Citation: Cristalanhenny. "Three Years?????: An Experience with Alprazolam (Xanax) (exp42339)". Erowid.org. Jul 11, 2016. erowid.org/exp/42339
The first time I ever tried Bars was in Oct. Of 2002 at a party I had while my dad was out of town. Me and my friends got some and took them I guess I was on about 1 maybe 1 and half. We drank and smoked and had a great time. The next day my dad was coming home but I didn't care about cleaning up the house all I wanted to do was get more bars as did everyone else.

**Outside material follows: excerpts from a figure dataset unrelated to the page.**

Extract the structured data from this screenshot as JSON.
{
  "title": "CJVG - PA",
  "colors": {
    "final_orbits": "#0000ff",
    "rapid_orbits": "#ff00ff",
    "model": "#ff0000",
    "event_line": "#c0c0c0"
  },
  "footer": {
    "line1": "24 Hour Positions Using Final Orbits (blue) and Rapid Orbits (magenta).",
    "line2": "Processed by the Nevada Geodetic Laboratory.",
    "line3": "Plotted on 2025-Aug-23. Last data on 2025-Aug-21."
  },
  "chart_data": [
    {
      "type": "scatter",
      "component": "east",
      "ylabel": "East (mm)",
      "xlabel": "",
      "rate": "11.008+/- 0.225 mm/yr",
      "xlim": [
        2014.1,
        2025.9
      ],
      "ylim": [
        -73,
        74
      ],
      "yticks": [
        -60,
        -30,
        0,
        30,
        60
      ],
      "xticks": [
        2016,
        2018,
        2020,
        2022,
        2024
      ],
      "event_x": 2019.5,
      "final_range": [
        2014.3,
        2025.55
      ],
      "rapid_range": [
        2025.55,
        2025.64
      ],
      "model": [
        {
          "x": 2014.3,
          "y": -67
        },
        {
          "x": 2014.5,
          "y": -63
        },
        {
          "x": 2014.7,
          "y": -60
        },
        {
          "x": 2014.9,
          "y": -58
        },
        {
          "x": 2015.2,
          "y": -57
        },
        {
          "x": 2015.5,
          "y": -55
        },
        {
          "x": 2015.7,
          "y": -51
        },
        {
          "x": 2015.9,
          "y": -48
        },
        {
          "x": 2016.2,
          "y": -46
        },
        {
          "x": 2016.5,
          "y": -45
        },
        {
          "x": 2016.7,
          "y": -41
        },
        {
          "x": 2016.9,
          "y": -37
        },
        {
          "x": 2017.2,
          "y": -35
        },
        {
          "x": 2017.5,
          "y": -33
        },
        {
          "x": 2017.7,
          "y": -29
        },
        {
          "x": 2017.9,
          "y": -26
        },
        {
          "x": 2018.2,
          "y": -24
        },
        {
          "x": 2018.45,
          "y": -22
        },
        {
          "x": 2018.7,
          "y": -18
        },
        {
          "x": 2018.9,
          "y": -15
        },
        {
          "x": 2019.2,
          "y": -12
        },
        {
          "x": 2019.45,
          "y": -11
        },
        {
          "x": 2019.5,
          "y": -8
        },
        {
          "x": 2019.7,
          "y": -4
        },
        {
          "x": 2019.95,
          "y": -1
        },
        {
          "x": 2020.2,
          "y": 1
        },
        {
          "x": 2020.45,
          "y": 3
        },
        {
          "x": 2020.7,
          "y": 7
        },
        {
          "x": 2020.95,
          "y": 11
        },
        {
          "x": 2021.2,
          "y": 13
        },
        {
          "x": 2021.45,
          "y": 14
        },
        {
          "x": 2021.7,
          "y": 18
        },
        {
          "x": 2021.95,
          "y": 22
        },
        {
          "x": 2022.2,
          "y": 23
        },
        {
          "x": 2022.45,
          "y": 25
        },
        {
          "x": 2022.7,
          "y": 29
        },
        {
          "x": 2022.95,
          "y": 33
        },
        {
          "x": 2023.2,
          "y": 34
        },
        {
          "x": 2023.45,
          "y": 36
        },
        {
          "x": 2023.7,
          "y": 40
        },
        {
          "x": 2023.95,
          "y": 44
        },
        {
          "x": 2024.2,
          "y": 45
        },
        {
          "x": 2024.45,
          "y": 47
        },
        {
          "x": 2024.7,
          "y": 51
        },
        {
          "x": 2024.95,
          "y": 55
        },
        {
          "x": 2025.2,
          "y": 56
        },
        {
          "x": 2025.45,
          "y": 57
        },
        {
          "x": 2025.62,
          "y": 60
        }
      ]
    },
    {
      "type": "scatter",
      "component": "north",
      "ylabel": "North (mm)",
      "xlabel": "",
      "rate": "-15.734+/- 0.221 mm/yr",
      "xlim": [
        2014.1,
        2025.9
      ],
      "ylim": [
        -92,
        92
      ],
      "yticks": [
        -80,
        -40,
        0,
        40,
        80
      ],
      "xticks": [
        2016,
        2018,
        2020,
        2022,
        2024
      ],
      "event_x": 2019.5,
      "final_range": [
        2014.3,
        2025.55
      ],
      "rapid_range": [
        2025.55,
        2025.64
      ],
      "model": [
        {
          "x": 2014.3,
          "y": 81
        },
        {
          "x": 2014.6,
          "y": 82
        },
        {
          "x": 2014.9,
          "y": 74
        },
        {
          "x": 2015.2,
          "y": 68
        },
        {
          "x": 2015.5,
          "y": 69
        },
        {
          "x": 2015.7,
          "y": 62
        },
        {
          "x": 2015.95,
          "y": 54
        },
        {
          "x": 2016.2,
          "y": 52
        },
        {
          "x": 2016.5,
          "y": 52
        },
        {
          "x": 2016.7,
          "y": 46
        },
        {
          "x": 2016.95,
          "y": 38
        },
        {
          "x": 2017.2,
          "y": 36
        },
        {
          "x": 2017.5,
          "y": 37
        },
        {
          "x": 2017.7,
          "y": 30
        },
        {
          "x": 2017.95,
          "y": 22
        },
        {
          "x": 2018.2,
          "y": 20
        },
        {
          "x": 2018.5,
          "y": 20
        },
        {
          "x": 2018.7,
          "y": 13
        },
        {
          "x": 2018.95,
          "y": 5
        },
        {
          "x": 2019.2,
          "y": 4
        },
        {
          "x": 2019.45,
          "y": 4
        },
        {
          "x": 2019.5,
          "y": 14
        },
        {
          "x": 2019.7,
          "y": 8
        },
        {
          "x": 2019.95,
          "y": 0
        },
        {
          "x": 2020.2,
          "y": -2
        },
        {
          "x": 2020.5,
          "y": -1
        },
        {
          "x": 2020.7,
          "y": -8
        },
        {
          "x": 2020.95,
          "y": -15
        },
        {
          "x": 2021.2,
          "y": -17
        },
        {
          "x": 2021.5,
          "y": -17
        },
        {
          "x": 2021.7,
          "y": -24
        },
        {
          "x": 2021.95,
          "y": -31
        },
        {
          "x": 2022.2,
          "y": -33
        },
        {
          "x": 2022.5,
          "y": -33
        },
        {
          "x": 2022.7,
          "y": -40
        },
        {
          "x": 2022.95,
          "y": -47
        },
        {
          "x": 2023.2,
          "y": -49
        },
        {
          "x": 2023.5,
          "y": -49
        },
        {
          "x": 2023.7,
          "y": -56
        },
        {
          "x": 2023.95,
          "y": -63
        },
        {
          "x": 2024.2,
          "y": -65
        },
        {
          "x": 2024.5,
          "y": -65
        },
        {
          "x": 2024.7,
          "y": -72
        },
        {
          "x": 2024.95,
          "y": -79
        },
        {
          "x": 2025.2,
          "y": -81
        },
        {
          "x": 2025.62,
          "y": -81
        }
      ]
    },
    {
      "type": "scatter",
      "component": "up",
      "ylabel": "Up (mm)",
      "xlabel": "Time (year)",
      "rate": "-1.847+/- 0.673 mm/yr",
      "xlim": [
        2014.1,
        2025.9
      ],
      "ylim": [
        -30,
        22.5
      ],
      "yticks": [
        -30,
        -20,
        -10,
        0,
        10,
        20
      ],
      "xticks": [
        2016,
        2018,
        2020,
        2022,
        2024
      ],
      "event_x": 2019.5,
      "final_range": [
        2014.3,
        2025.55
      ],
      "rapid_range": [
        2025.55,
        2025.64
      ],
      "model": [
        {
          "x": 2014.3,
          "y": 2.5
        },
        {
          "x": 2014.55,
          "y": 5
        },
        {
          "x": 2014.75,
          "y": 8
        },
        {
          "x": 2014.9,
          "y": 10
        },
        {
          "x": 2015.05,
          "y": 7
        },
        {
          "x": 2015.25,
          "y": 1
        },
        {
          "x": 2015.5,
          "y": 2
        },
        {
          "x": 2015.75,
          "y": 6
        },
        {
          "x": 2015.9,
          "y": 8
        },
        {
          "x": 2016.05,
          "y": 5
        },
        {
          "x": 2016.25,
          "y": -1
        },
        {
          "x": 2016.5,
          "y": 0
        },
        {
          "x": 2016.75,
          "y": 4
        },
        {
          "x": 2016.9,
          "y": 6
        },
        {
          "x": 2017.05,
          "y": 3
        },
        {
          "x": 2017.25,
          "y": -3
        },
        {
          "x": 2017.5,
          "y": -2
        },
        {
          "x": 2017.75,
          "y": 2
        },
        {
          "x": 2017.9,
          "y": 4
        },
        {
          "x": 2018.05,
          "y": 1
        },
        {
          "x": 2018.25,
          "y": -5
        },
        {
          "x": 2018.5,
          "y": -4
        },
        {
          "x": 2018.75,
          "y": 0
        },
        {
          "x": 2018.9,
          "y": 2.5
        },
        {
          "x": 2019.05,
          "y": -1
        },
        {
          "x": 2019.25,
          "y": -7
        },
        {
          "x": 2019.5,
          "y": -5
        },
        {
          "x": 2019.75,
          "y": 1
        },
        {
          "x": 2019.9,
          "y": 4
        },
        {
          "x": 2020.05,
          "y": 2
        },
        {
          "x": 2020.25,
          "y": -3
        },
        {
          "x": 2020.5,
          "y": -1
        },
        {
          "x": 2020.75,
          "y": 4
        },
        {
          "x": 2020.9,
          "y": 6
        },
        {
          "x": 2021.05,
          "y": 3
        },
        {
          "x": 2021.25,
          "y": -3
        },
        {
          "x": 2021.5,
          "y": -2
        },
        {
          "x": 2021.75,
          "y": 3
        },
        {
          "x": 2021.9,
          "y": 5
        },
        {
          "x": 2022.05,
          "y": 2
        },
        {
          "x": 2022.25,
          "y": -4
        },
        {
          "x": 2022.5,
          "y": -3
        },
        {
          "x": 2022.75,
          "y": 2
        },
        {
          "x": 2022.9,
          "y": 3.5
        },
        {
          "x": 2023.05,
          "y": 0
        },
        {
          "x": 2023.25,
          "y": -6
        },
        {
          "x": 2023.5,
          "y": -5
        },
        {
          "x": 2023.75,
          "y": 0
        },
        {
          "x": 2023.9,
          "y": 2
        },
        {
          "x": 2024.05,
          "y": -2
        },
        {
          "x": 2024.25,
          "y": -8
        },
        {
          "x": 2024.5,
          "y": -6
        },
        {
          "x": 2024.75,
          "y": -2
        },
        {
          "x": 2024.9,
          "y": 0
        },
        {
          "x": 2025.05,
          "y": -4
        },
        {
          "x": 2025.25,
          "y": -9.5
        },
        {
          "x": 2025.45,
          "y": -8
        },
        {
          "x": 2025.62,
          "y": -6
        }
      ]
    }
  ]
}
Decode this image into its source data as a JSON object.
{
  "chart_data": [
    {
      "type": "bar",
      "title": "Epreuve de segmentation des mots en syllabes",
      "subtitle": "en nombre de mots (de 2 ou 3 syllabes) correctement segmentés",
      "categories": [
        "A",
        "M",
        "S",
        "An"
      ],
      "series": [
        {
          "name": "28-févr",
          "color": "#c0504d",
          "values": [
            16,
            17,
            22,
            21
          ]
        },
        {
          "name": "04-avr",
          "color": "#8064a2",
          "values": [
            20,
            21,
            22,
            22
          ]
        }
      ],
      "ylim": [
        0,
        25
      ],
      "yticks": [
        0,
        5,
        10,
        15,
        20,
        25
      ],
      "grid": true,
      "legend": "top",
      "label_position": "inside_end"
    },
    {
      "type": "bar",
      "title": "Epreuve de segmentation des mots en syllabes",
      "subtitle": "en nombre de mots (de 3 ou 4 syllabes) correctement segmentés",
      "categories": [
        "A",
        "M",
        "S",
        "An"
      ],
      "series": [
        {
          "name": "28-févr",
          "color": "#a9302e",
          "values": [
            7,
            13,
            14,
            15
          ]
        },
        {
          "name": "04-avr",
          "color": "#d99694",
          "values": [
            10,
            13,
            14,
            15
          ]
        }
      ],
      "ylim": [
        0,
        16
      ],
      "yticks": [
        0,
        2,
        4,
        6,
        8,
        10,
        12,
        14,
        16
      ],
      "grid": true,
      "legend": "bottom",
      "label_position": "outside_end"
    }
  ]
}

So the next day we spent the day doing more bars. Mostly snorting them because we were young and thought this would get us more trashed. Our unconscious goal was to always get as trashed as possible, never caring what the outcome would be. That was basically my first experience with bars, it's so short cause I can't really remember anything. Bars totally wipe out my memory when I over do them. As time went on I became heavily addicted to them as much as I would hate to admit it. Everyday became focused on how to get bars, how to get the money for bars, etc. I was known as a barhead. And in my eyes there was nothing wrong with me.
I was known as a barhead. And in my eyes there was nothing wrong with me.
So for the next 3 years I was doing bars basically every other day. My tolerance became very high, I always had at least 3, but mostly would take 6 or more. On my 18th birthday me and my roommate bought 25 and split them up between the two of us. Another thing is that you might be planning on only taking 2 but then you forget how many you're actually on and could end up in the long run taking about 10.
I always drank and smoked along with them which is a mind eraser combination. Something that I also noticed, which is the main reason why I did bars, was because I hate the taste of liquor. When I take bars I don't taste it especially after 1, 2 shots of a beer then the taste is GONE. I would always do them on the weekend or basically whenever I had a chance. Now bars also have an afterlife this means the next day I would still feel them. I wouldn't really know that I felt them but I did. Sometimes I didn't even remember the next day till towards the end, besides the fact that the whole day is sleeping. Another thing is that I become very kleptomaniac I guess this is because I really just don't care. My brain kind of goes on pause, nothing is happening up there.
Now I have not done bars in about 2 months. I was taking them for about 3 years and honestly I can't remember much, just clips of nights. I did some very stupid shit as I become very horny on them and there is no thinking. To tell you the truth if there were bars in front of me right now I would take it no doubt in my mind. But I'm glad I'm not around them, I lost friends, memories, and too many other things.